Deddy mengklaim, bahwa PDIP tidak bermaksud menyalahkan Presiden Prabowo Subianto soal rencana penerapan kebijakan tersebut mulai Januari 2025. Dia beralasan bahwa partainya justru tidak ingin ada persoalan baru yang muncul di awal pemerintahan Prabowo imbas kenaikan PPN 12 persen tersebut.
Jadi, Siapa yang Salah?
Meningkatnya tarif Pajak Pertambahan Nilai (PPN) menjadi 12 persen di Indonesia telah memicu berbagai reaksi dan perdebatan di berbagai kalangan. Kebijakan ini didorong oleh tujuan peningkatan pendapatan negara untuk mendanai program-program pemerintah yang esensial dan mengurangi ketergantungan pada utang luar negeri. Namun, penyesuaian ini juga muncul di tengah kondisi ekonomi masyarakat yang belum sepenuhnya pulih pasca pandemi COVID-19, yang memengaruhi daya beli masyarakat.
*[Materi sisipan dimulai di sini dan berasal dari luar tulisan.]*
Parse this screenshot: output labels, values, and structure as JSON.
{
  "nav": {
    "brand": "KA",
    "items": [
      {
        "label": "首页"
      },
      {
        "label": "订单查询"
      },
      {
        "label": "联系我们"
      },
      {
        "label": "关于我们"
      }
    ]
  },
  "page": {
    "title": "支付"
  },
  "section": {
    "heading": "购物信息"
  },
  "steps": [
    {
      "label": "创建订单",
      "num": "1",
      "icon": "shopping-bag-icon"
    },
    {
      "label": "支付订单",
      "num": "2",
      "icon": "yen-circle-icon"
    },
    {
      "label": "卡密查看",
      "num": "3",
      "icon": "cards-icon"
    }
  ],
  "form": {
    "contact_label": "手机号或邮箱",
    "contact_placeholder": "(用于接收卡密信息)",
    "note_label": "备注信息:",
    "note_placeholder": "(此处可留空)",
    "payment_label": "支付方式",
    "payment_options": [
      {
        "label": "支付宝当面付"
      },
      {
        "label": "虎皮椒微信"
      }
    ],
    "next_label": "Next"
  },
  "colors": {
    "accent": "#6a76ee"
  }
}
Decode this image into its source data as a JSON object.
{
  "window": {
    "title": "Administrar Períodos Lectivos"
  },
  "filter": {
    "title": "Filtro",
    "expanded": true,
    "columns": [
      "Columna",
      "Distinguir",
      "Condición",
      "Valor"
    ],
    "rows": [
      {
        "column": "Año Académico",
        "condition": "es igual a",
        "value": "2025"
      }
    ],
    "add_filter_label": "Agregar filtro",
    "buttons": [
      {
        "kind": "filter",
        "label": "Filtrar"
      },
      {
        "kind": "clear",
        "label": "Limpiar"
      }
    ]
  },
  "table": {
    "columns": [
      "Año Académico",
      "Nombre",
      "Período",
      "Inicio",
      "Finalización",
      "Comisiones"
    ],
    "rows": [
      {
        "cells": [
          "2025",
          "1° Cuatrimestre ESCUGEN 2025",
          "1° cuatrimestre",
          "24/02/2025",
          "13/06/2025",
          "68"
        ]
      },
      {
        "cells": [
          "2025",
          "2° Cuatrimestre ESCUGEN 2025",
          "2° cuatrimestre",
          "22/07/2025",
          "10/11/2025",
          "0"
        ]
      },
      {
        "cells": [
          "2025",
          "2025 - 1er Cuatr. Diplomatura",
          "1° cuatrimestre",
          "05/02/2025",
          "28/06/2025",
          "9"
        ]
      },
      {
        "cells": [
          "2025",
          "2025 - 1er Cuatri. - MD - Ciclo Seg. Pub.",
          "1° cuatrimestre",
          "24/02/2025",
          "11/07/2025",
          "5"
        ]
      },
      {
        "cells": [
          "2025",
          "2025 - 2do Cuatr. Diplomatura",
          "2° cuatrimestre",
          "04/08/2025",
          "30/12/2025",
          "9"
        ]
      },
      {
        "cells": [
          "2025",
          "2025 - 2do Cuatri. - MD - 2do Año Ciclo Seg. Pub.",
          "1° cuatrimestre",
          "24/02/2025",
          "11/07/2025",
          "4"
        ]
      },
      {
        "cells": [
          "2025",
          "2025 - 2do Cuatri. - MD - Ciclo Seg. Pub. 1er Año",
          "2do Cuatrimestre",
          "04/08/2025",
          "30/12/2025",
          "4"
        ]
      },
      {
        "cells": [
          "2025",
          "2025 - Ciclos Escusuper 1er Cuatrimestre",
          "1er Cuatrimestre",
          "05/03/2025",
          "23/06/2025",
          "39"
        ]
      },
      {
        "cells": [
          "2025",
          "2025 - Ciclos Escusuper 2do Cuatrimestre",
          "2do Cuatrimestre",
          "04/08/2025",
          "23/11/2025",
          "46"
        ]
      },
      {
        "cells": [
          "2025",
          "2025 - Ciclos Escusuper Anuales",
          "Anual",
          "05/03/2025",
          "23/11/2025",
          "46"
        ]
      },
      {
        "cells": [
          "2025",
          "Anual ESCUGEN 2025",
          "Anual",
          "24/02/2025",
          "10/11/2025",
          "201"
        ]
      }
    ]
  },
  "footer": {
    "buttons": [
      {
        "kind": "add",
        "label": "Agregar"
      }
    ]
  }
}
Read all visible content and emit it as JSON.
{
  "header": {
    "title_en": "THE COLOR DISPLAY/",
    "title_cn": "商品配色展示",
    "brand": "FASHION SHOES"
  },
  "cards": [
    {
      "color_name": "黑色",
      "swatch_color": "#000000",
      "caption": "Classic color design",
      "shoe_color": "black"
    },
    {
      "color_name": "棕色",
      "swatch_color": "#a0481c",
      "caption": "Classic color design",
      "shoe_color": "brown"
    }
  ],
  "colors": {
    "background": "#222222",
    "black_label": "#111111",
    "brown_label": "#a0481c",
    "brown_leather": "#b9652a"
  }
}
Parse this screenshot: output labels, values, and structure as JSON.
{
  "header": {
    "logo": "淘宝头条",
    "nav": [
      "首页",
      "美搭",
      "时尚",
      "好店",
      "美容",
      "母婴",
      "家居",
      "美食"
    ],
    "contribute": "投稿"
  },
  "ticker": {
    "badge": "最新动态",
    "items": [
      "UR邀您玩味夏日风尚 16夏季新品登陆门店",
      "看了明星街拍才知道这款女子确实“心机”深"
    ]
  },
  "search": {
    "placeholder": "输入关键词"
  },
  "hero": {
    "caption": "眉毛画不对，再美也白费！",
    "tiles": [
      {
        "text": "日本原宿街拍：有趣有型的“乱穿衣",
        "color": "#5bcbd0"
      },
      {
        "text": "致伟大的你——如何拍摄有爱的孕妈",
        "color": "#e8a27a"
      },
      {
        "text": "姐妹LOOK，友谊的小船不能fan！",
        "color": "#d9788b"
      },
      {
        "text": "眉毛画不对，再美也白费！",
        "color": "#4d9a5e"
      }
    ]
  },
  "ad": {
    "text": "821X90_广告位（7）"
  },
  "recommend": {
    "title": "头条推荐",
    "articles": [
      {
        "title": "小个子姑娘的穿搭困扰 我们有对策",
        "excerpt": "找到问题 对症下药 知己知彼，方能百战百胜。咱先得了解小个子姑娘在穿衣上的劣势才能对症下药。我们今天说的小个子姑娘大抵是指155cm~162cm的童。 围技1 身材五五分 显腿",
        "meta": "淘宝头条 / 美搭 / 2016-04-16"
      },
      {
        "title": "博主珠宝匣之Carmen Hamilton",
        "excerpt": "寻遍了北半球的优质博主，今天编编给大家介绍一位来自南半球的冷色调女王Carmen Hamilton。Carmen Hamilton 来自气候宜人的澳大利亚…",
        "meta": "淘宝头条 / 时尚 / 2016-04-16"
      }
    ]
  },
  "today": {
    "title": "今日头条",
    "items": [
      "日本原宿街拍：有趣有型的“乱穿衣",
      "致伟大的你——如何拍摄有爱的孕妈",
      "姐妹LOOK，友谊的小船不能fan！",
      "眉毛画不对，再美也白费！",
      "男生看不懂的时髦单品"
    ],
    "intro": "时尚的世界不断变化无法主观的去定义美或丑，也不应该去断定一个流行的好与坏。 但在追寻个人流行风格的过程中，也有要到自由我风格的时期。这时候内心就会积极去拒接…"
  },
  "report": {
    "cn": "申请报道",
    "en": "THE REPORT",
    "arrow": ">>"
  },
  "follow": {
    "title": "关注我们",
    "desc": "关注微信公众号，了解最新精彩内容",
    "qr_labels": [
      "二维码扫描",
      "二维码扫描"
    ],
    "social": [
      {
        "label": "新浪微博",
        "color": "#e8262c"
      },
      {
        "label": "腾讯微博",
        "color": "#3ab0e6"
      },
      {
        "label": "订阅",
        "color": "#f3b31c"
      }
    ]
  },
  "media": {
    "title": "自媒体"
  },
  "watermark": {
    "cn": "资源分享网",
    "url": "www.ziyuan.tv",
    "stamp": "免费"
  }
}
Pro dan kontra atas kenaikan ini menyoroti kompleksitas kebijakan fiskal dan pengaruhnya terhadap kesejahteraan rakyat. Banyak pihak yang merasa bahwa kenaikan ini dapat memperburuk kondisi ekonomi masyarakat, sementara pemerintah berargumen bahwa kebijakan ini diperlukan untuk menjaga stabilitas fiskal negara. Meskipun demikian, penting untuk mengkaji lebih lanjut bagaimana kebijakan ini akan diimplementasikan dengan memperhatikan dampaknya terhadap masyarakat luas, sehingga dapat mencapai tujuan tanpa mengabaikan kesejahteraan rakyat. Jadi, daripada mencari pihak yang disalahkan, lebih bijak untuk fokus pada pencarian solusi yang mempertimbangkan kepentingan seluruh pihak terkait.